A review by eesh25
Madly by Ruthie Knox

4.0


I've been waiting for this book to come out for a long time. And not necessarily because of the first book. I liked [book:Truly|18481904], but this wait was more due to the author, who I love.

Ruthie Knox has the most brilliant style of prose that I absolutely adore. It's very clever, involves a lot of reading-between-the-lines, and is such that even the simplest lines carry so much meaning...

For example, a line as simple as "Ben wasn't cooking", which doesn't seem like it would mean much at all, in the context, it does. It signifies something that you would know if you'd read the book. And the novel is packed with simple yet meaningful lines. Each sentence is so deliberate, and constructed to insinuate instead of straight up telling us. And it's so witty, too. I missed the writing style.

As for the book, I really liked it. The main characters is Allie, who follows her mother to New York and sees her flirting with another man in a bar. There she meets Winston (the utter jackass from About Last Night) and involves him in her harebrained scheme to "fix" her family... somehow. She doesn't actually have much of a plan.

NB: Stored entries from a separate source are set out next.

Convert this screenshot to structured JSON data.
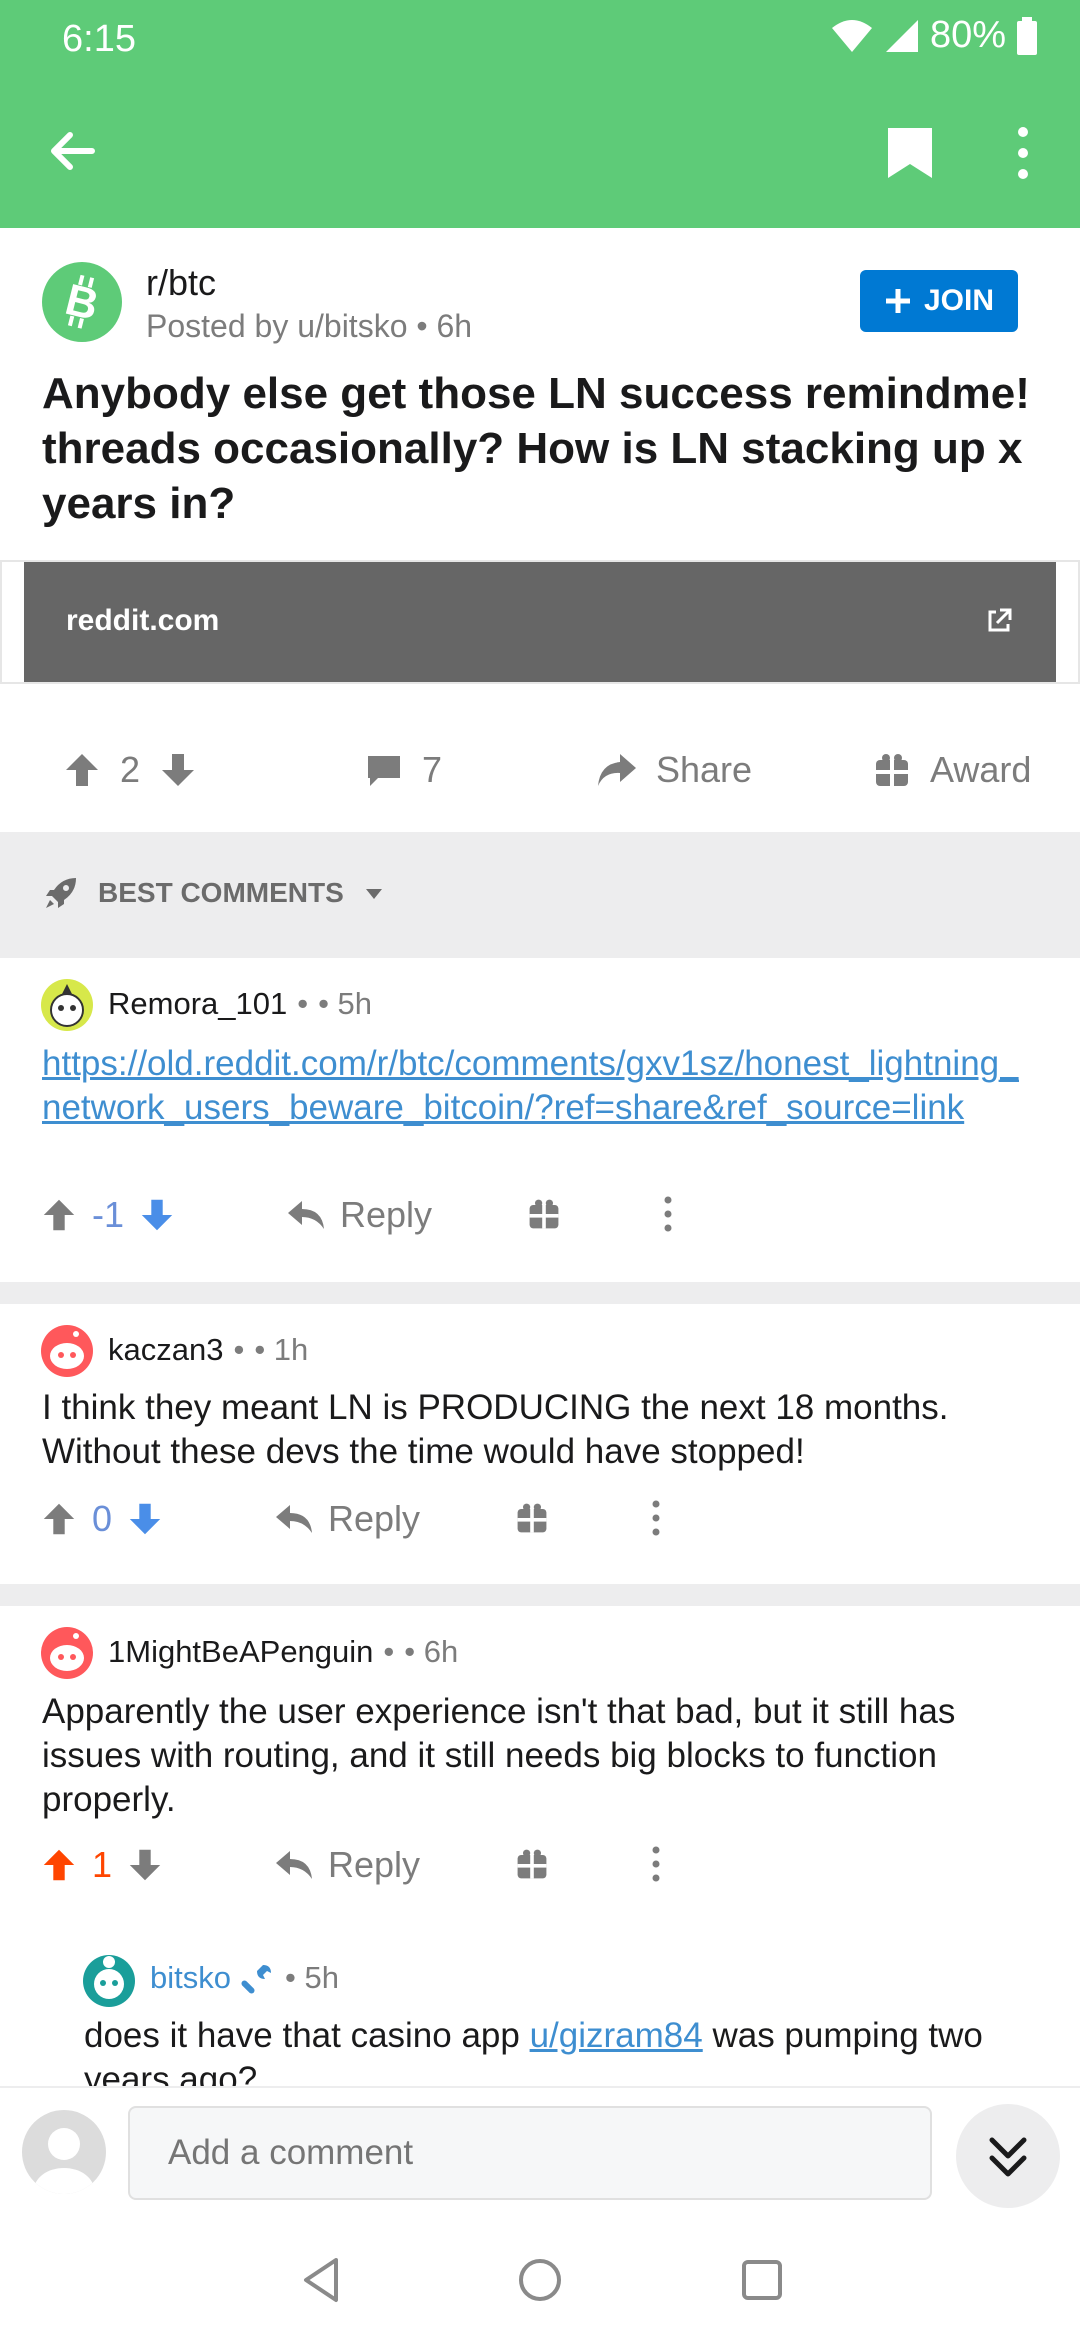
{
  "status": {
    "time": "6:15",
    "battery": "80%"
  },
  "appbar": {
    "back_icon": "arrow-left-icon",
    "bookmark_icon": "bookmark-icon",
    "more_icon": "more-vertical-icon"
  },
  "post": {
    "subreddit": "r/btc",
    "posted_by": "Posted by u/bitsko",
    "age": "6h",
    "join_label": "JOIN",
    "title": "Anybody else get those LN success remindme! threads occasionally? How is LN stacking up x years in?",
    "link_domain": "reddit.com",
    "votes": "2",
    "comments": "7",
    "share_label": "Share",
    "award_label": "Award",
    "brand_color": "#5ecb78"
  },
  "sort": {
    "label": "BEST COMMENTS"
  },
  "comments": [
    {
      "author": "Remora_101",
      "sep": "•",
      "age": "• 5h",
      "body": "https://old.reddit.com/r/btc/comments/gxv1sz/honest_lightning_network_users_beware_bitcoin/?ref=share&ref_source=link",
      "score": "-1",
      "reply_label": "Reply"
    },
    {
      "author": "kaczan3",
      "sep": "•",
      "age": "• 1h",
      "body": "I think they meant LN is PRODUCING the next 18 months. Without these devs the time would have stopped!",
      "score": "0",
      "reply_label": "Reply"
    },
    {
      "author": "1MightBeAPenguin",
      "sep": "•",
      "age": "• 6h",
      "body": "Apparently the user experience isn't that bad, but it still has issues with routing, and it still needs big blocks to function properly.",
      "score": "1",
      "reply_label": "Reply"
    },
    {
      "author": "bitsko",
      "age": "• 5h",
      "body_prefix": "does it have that casino app ",
      "body_link": "u/gizram84",
      "body_suffix": " was pumping two years ago?"
    }
  ],
  "composer": {
    "placeholder": "Add a comment"
  }
}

Allie, you see, has a life motto and it's 'don't think'. Personally, the worst motto I've ever heard of. And it doesn't really work. She always manages to mess things up. She does great with her business, but when it comes to her personal life, she's a runner. She jumps into situations and avoids thinking, and when everything goes to hell, she tries to pretend thing are fine and jumps into other situations hoping everything will just work out anyway. She's basically a train wreck when it comes to her personal life and she's also exactly the kind of characters I usually hate.

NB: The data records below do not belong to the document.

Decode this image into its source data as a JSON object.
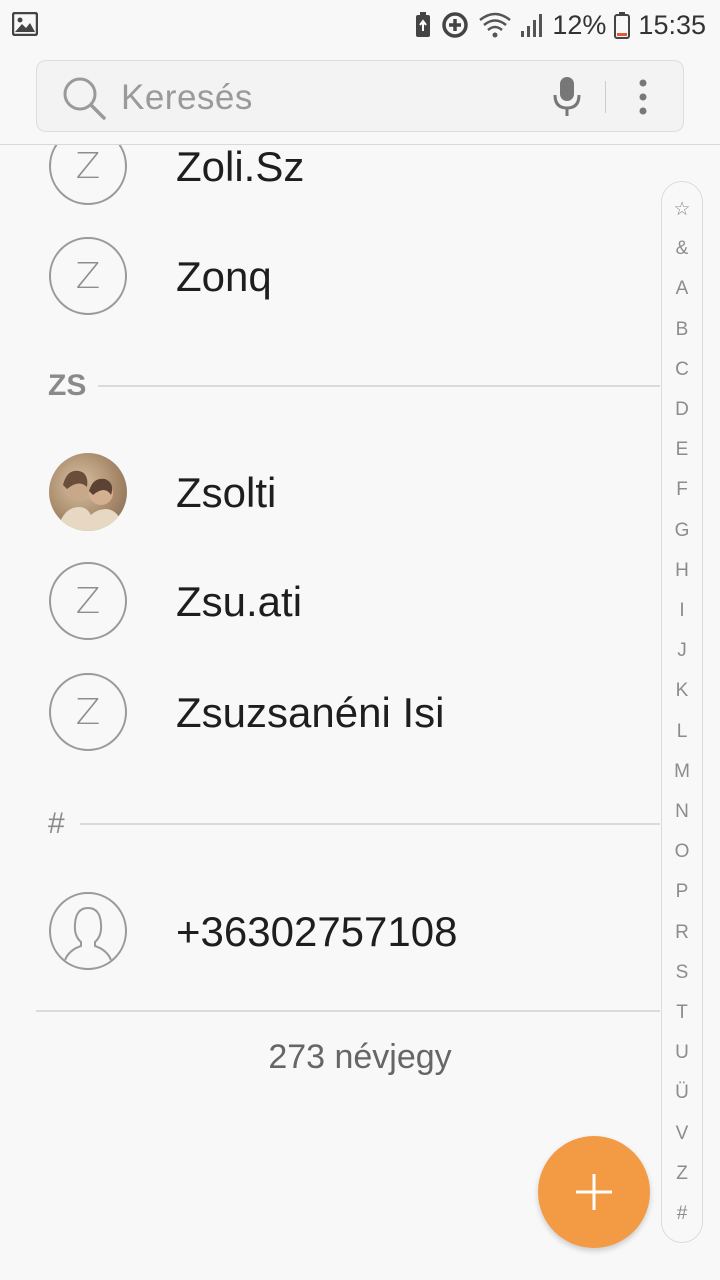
{
  "status_bar": {
    "battery_percent": "12%",
    "time": "15:35",
    "icons": [
      "gallery-icon",
      "battery-saver-icon",
      "data-saver-icon",
      "wifi-icon",
      "signal-icon",
      "battery-icon"
    ]
  },
  "search": {
    "placeholder": "Keresés",
    "icons": [
      "search-icon",
      "mic-icon",
      "more-vert-icon"
    ]
  },
  "contacts": [
    {
      "name": "Zoli.Sz",
      "initial": "Z"
    },
    {
      "name": "Zonq",
      "initial": "Z"
    },
    {
      "section": "ZS"
    },
    {
      "name": "Zsolti",
      "photo": true
    },
    {
      "name": "Zsu.ati",
      "initial": "Z"
    },
    {
      "name": "Zsuzsanéni Isi",
      "initial": "Z"
    },
    {
      "section": "#"
    },
    {
      "name": "+36302757108",
      "default_avatar": true
    }
  ],
  "footer": {
    "count_label": "273 névjegy"
  },
  "index": [
    "☆",
    "&",
    "A",
    "B",
    "C",
    "D",
    "E",
    "F",
    "G",
    "H",
    "I",
    "J",
    "K",
    "L",
    "M",
    "N",
    "O",
    "P",
    "R",
    "S",
    "T",
    "U",
    "Ü",
    "V",
    "Z",
    "#"
  ],
  "fab": {
    "icon": "plus-icon",
    "color": "#f39a45"
  }
}
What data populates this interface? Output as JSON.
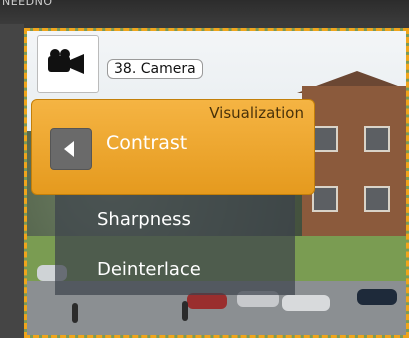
{
  "window": {
    "top_label": "NEEDNO"
  },
  "camera": {
    "title": "38. Camera",
    "icon": "video-camera-icon"
  },
  "menu": {
    "section_label": "Visualization",
    "active_item": "Contrast",
    "items": [
      "Sharpness",
      "Deinterlace"
    ]
  },
  "colors": {
    "accent": "#f0a51c",
    "menu_dark": "#3c414b"
  }
}
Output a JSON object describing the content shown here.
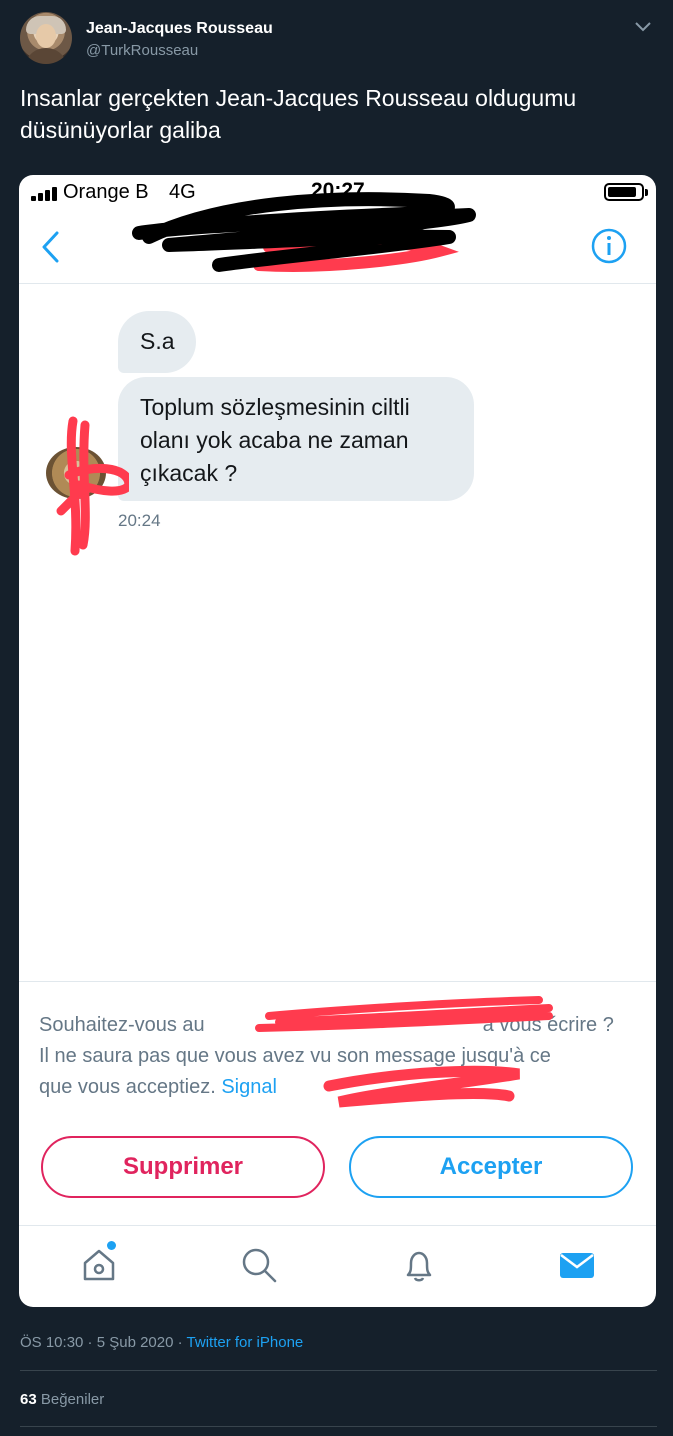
{
  "tweet": {
    "author_name": "Jean-Jacques Rousseau",
    "author_handle": "@TurkRousseau",
    "text": "Insanlar gerçekten Jean-Jacques Rousseau oldugumu düsünüyorlar galiba",
    "timestamp": "ÖS 10:30 · 5 Şub 2020",
    "client": "Twitter for iPhone",
    "likes_count": "63",
    "likes_label": "Beğeniler"
  },
  "screenshot": {
    "status_bar": {
      "carrier": "Orange B",
      "network": "4G",
      "time": "20:27"
    },
    "nav": {
      "title_visible_fragment": "uos"
    },
    "messages": [
      {
        "text": "S.a"
      },
      {
        "text": "Toplum sözleşmesinin ciltli olanı yok acaba ne zaman çıkacak ?"
      }
    ],
    "message_time": "20:24",
    "request": {
      "line_1_start": "Souhaitez-vous au",
      "line_1_end": "à vous écrire ?",
      "line_2": "Il ne saura pas que vous avez vu son message jusqu'à ce",
      "line_3": "que vous acceptiez. ",
      "link_fragment": "Signal"
    },
    "buttons": {
      "delete": "Supprimer",
      "accept": "Accepter"
    },
    "tabs": [
      "home-icon",
      "search-icon",
      "bell-icon",
      "mail-icon"
    ]
  },
  "colors": {
    "background": "#15202b",
    "accent_blue": "#1da1f2",
    "delete_red": "#e0245e",
    "scribble_red": "#ff3b4e"
  }
}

But I don't hate her. Partly because she has her heart in the right place and always has good intentions (just little guidance would go so far with her) and partly because Ruthie Knox is just really fricking good at writing messy characters who are somehow not as annoying as they should be.

As for her romantic interest; Winston is very different from who he was in the previous book, in a good way. He's regretful of his actions, he's nice, caring, sensible, and exactly right for Allie. Because Allie really needs someone mature in her life who can calm her down in her moments of messy-ness and provide some guidance. She needs someone to balance her crazy side and Winston is it. They work really well together.

My highlight of the book, though, was Ben. I was very suprised by that. But there was this one chapter that I go into detail about, and Ben was in it and he was perfect. Love him and his frowney, intimidating self.

Overall, I really enjoyed the read. The story was great, the prose I loved, and the characters were a lot of fun. I'm looking forward to the last book, Completely.